I Carabinieri del Nucleo Ispettorato del Lavoro e del Comando Provinciale di Siracusa, d’intesa col Dirigente f.f. dell’Ispettorato Territoriale del Lavoro, proseguono l’attività di prevenzione in materia di sicurezza e di contrasto al lavoro nero, sia nel settore edile, che in quelli commerciale ed artigianale,  scoprendo lavoro nero e irregolarità varie. Il costante impegno degli uomini dedicati alla Tutela del Lavoro è volto ad arginare il sottobosco di lavoro “nero” ed irregolare, che penalizza la parte “sana” del mondo del lavoro e dell’imprenditoria, quella che rispetta regole e tributi con grande onestà e sacrificio per restare competitivi sul mercato ormai globalizzato.

I controlli degli ultimi quindici giorni si sono svolti su tutto il territorio provinciale, al fine di mantenere costante la presenza dello Stato.
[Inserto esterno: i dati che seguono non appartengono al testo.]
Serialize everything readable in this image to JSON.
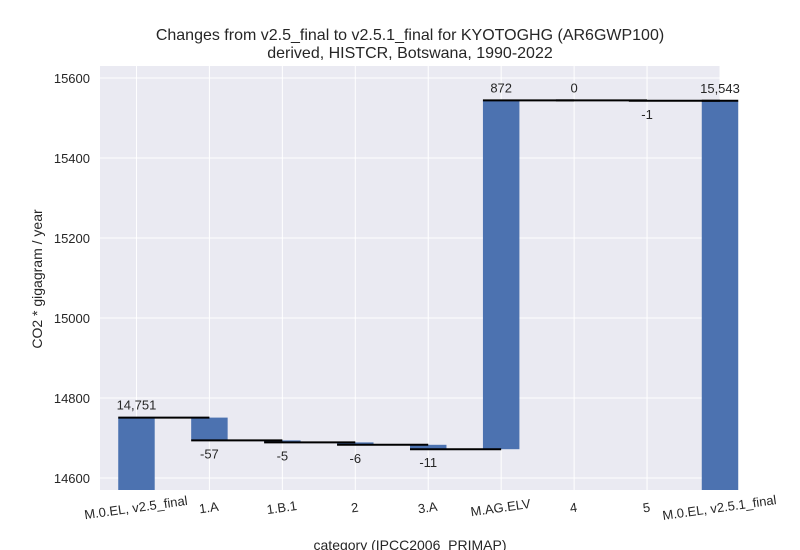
{
  "chart_data": {
    "type": "bar",
    "subtype": "waterfall",
    "title": [
      "Changes from v2.5_final to v2.5.1_final for KYOTOGHG (AR6GWP100)",
      "derived, HISTCR, Botswana, 1990-2022"
    ],
    "xlabel": "category (IPCC2006_PRIMAP)",
    "ylabel": "CO2 * gigagram / year",
    "ylim": [
      14570,
      15630
    ],
    "yticks": [
      14600,
      14800,
      15000,
      15200,
      15400,
      15600
    ],
    "grid": true,
    "bar_color": "#4c72b0",
    "connector_color": "#000000",
    "plot_background": "#eaeaf2",
    "categories": [
      "M.0.EL, v2.5_final",
      "1.A",
      "1.B.1",
      "2",
      "3.A",
      "M.AG.ELV",
      "4",
      "5",
      "M.0.EL, v2.5.1_final"
    ],
    "bars": [
      {
        "category": "M.0.EL, v2.5_final",
        "kind": "total",
        "start": 14570,
        "end": 14751,
        "label": "14,751"
      },
      {
        "category": "1.A",
        "kind": "delta",
        "start": 14751,
        "end": 14694,
        "label": "-57"
      },
      {
        "category": "1.B.1",
        "kind": "delta",
        "start": 14694,
        "end": 14689,
        "label": "-5"
      },
      {
        "category": "2",
        "kind": "delta",
        "start": 14689,
        "end": 14683,
        "label": "-6"
      },
      {
        "category": "3.A",
        "kind": "delta",
        "start": 14683,
        "end": 14672,
        "label": "-11"
      },
      {
        "category": "M.AG.ELV",
        "kind": "delta",
        "start": 14672,
        "end": 15544,
        "label": "872"
      },
      {
        "category": "4",
        "kind": "delta",
        "start": 15544,
        "end": 15544,
        "label": "0"
      },
      {
        "category": "5",
        "kind": "delta",
        "start": 15544,
        "end": 15543,
        "label": "-1"
      },
      {
        "category": "M.0.EL, v2.5.1_final",
        "kind": "total",
        "start": 14570,
        "end": 15543,
        "label": "15,543"
      }
    ]
  }
}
Sono 15 le aziende complessivamente controllate sull’intero territorio provinciale dai Militari del Nucleo Ispettorato del Lavoro, d’intesa con il Dirigente dell’Ispettorato Territoriale del lavoro (Dott. Michelangelo Trebastoni), con il supporto dei Militari del Comando Provinciale dei Carabinieri e la collaborazione di NAS e TPC nell’ottica di una più incisiva attività di controllo del territorio volto a garantire l’operato dei lavoratori e la sicurezza dei servizi resi ai cittadini.

Individuati 29 lavoratori in nero su 86 posizioni lavorative verificate, ossia un lavoratore su tre è stato scoperto privo di ogni tutela previdenziale ed assicurativa. La piaga del lavoro nero sembra difficile da debellare, nonostante siano molto elevate le sanzioni previste per il datore di lavoro (fino a 36.000 euro per ogni lavoratore in nero) siano evidenti le negative ripercussioni sui lavoratori che vengono privati della contribuzione utile a rendere più adeguato il trattamento pensionistico in vecchiaia.

In conseguenza dell’attività ispettiva, sono state sospese 6 attività imprenditoriali per avere impiegato una forza-lavoro in nero oltre il 20 % della forza presente al momento dell’accesso ispettivo.

In particolare:

  • nel commercio:
  • in un bar di Lentini, venivano trovati 3 lavoratori in nero su 3 presenti;
  • in un ristorante di Augusta, venivano trovati 4 lavoratori in nero su 7 presenti;
  • in un ristorante di Siracusa, venivano trovati 2 lavoratori in nero su 4 presenti;
  • in una pizzeria di Sortino venivano trovati 2 lavoratori in nero su 3 presenti.
  • in agricoltura:
  • su un fondo agricolo di Pachino, venivano trovati 8 lavoratori in nero su 8 presenti;
  • su un fondo agricolo di Noto venivano trovati 6 lavoratori in nero su 12 presenti.

Le sanzioni amministrative complessivamente contestate ammontano a quasi € 100.000,00.

Un datore di lavoro è stato, inoltre, deferito alla Procura della Repubblica presso il Tribunale di Siracusa per violazioni in materia di videosorveglianza ed un altro datore di lavoro è stato deferito alla medesima A.G. per avere proseguito l’attività imprenditoriale nonostante l’attività sia stata precedentemente sospesa.

I controlli dei Militari del N.I.L., con l’incisivo supporto del Comando Provinciale di Siracusa, retto dal Col. Luigi Grasso, proseguiranno anche in orario pomeridiano e notturno, oltre che nelle giornate festive, al fine di arginare il dilagante ricorso al lavoro “nero” al quale ben si prestano disoccupati bisognosi che spesso sono facile vittima di sfruttamento.